Don’t Eat the Red Snow: the cryosphere is bursting with life.
By Tim Fegel
Once thought to be abiotic environments with insignificant fluxes of carbon and nutrients, recent studies are finding that glacial and other periglacial features are teeming with life and serve as important input sources for carbon, nutrients, and metals to the adjacent alpine ecosystem. For my master’s research, I am examining how microbial community structure, nutrient availability, and carbon compound signatures vary between different types of glacial features. Data analysis is in its infancy for the project so I will share a few photos to help describe the research, because, as they say, a picture is worth a thousand words (or datapoints).

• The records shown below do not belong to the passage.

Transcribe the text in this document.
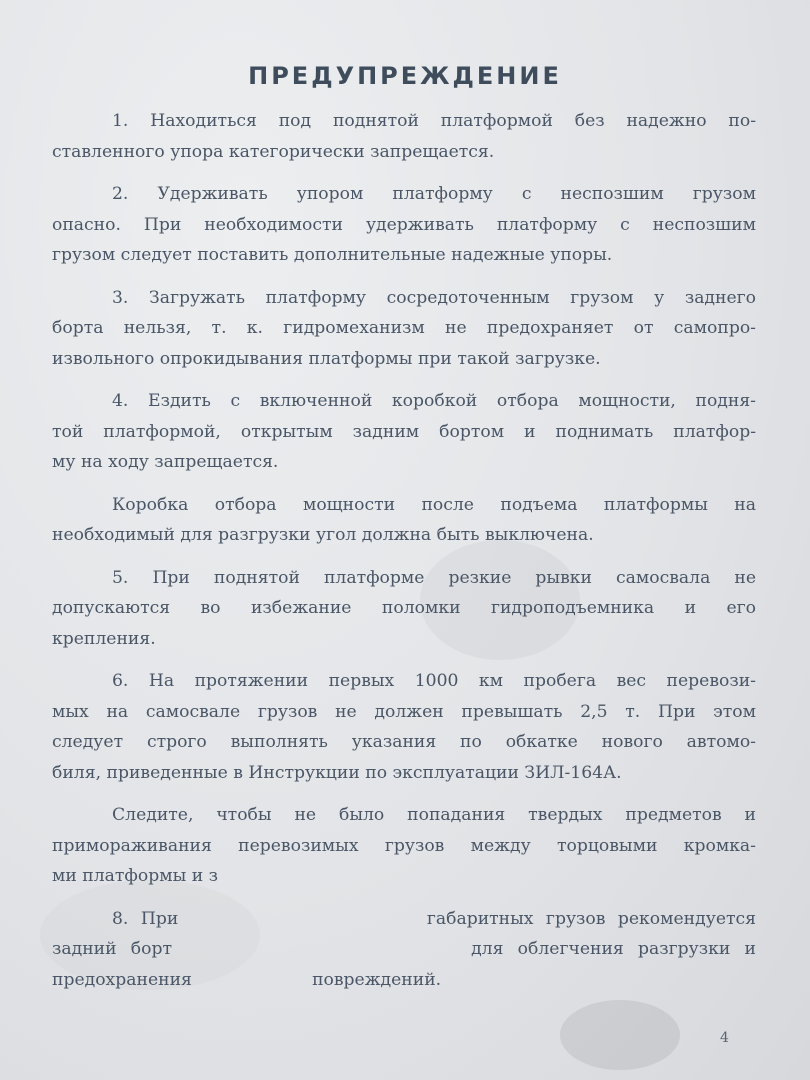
ПРЕДУПРЕЖДЕНИЕ
1. Находиться под поднятой платформой без надежно по-
ставленного упора категорически запрещается.
2. Удерживать упором платформу с неспозшим грузом
опасно. При необходимости удерживать платформу с неспозшим
грузом следует поставить дополнительные надежные упоры.
3. Загружать платформу сосредоточенным грузом у заднего
борта нельзя, т. к. гидромеханизм не предохраняет от самопро-
извольного опрокидывания платформы при такой загрузке.
4. Ездить с включенной коробкой отбора мощности, подня-
той платформой, открытым задним бортом и поднимать платфор-
му на ходу запрещается.
Коробка отбора мощности после подъема платформы на
необходимый для разгрузки угол должна быть выключена.
5. При поднятой платформе резкие рывки самосвала не
допускаются во избежание поломки гидроподъемника и его
крепления.
6. На протяжении первых 1000 км пробега вес перевози-
мых на самосвале грузов не должен превышать 2,5 т. При этом
следует строго выполнять указания по обкатке нового автомо-
биля, приведенные в Инструкции по эксплуатации ЗИЛ-164А.
Следите, чтобы не было попадания твердых предметов и
примораживания перевозимых грузов между торцовыми кромка-
ми платформы и з
8. При                    габаритных грузов рекомендуется
задний борт                     для облегчения разгрузки и
предохранения                      повреждений.
4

Above, Chlamydomonas nivalis, a green algae, is prosperously living on the surface of the St. Vrain Glaciers, CO, in August 2014. The algae use their red pigment (secondary to chlorophyll) to decrease their local albedo and make liquid water available to the cell. As alpine ecosystems continue to have increasing late summer temperatures, we expect to see greater abundances of this cold-loving algal species benefiting from melting glacial ice.
In this second photo we see a yet-to-be-identified microbial community living at the edge of a rock glacier in the Gore Range, Silverthorne, CO. Rock glaciers are known to have higher metal concentrations in their meltwaters and the rusty bugs in this photo are likely chemolithoautotrophs living off of energy created with the oxidation of metals.
This final image shows a 1.5-meter deep channel cut through the Teton Glacier, Grand Teton National Park. The rock-water interactions occurring within the channel are driven by increased insolation (the amount of incoming solar radiation) and ambient air temperatures in the late-summer. This change in surficial hydrology will drive the physical and chemical dissolution of Al, Fe, and Mg containing minerals in the rocks once trapped in the frozen ice and surrounding bedrock.
Timothy Fegel is a M.S. student working with Dr. Jill Baron, completing his research in conjunction with the Western Mountain Initiative (WMI). He is working desperately to convince other graduate students in the department that glaciers are just as cool as soils.